We have a way of arranging our words which dictates that when we want to express the importance of any event, we do it through the word ‘since’, so, by some accounts, we’re going through the worst health crisis since the flu pandemic of 1918, the worst economic downturn since the great depression of the 1930s and the worst of everything else since the Second World War.

Which I think generally does history a disservice by simplifying it into a series of league tables. The 17th century Great Plague may have been the most terrifying event since the 14th century Black Death and we’ll have to wait a while before we can make a comparative assessment of the Covid 19 pandemic, although in every case the victims were more concerned with their rapidly failing bodily organs than their place in history.

The president of the Royal College of Psychiatrists, Dr Adrian James,  has concluded that the present plague constitutes the greatest threat to mental health since the Second World War, which is probably true, although if you take into account the mental health effects of the Holocaust, civilian bombings, widespread famines and the numbers killed in fighting (probably 42 million in the USSR alone), the comparisons with life under Covid19 seems, to at the very least, very tame indeed.

I know, from my childhood, a tiny bit about the connection between mental health and war  because where I was brought up in Gainsborough, Lincolnshire, there was big Victorian institutional building, maybe a former workhouse, which seemed to specialise in looking after people irreparably damaged by the First World War.

They are all long-dead now but in the 1950s and 60s they were relatively young old men by today’s standards. Some, the legless ones, would get around in contraptions called invalid carriages, which were large, clumsy tricycles driven by hand, electric locomotion being a lifetime away.

There were also, to frighten and fascinate children like me, a number of old men who would walk the streets mumbling or sometimes shouting into nowhere.

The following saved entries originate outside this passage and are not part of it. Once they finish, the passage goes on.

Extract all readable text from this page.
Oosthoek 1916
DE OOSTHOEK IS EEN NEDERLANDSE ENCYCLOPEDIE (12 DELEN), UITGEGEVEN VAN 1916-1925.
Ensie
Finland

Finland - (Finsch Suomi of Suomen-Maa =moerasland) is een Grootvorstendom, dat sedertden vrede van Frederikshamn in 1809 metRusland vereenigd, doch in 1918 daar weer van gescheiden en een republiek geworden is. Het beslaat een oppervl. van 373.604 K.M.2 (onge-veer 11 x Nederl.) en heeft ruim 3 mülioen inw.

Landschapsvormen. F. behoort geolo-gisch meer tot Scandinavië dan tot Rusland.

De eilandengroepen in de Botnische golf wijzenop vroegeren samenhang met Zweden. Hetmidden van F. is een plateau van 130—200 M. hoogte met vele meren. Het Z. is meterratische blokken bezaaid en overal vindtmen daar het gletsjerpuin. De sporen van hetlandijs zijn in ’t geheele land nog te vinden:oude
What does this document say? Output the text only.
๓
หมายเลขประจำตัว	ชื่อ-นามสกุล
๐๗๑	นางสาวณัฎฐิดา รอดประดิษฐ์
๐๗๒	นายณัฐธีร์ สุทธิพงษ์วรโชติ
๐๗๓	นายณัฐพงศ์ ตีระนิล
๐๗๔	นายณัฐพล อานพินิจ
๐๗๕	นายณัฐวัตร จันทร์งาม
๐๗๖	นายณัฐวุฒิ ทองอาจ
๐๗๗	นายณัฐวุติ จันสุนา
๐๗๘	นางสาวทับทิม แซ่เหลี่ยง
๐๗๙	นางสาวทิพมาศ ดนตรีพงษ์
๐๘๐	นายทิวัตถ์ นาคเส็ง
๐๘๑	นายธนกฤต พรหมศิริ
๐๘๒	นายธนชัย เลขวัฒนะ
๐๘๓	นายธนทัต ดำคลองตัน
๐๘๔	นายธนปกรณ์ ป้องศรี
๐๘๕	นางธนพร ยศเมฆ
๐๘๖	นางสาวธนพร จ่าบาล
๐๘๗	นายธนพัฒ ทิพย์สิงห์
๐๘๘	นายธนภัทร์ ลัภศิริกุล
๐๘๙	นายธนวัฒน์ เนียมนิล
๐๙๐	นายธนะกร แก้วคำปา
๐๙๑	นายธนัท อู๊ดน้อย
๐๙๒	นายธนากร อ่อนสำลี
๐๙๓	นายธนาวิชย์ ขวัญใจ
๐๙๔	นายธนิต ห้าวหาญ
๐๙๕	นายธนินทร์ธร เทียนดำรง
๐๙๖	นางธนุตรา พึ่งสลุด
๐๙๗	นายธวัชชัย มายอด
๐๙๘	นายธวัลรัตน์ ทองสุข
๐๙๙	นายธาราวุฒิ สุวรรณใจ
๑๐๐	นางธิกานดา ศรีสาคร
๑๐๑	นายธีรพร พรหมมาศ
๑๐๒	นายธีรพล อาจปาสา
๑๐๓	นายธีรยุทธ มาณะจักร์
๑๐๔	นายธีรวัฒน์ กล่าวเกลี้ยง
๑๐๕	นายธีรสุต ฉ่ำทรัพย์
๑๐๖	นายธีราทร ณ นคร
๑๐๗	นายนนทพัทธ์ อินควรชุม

I could see they were terribly distressed but the adults reassured me that this was just shell shock (now known as Post Traumatic Stress Disorder), so I forgot about them until Dr James brought up the connection between wars and mental health,

This made me wonder whether the heightened anxiety and feelings of boredom and depression which some of us may presently feel should be lumped together with the sheer terror of total war, or with the immediate suffering and trauma which has resulted from every single one of the thousands and thousands of Covid deaths so far.

I know that some of the illnesses which fall under Dr James’s remit can be ruinous and crippling, but feeling uncomfortable during difficult times is not generally a psychiatric condition, it’s a human one.

And if you think you are suffering as much as someone with a regular physical disease, I can only remind you that symptoms such as  disturbed sleeping patterns are nothing compared to diphtheria.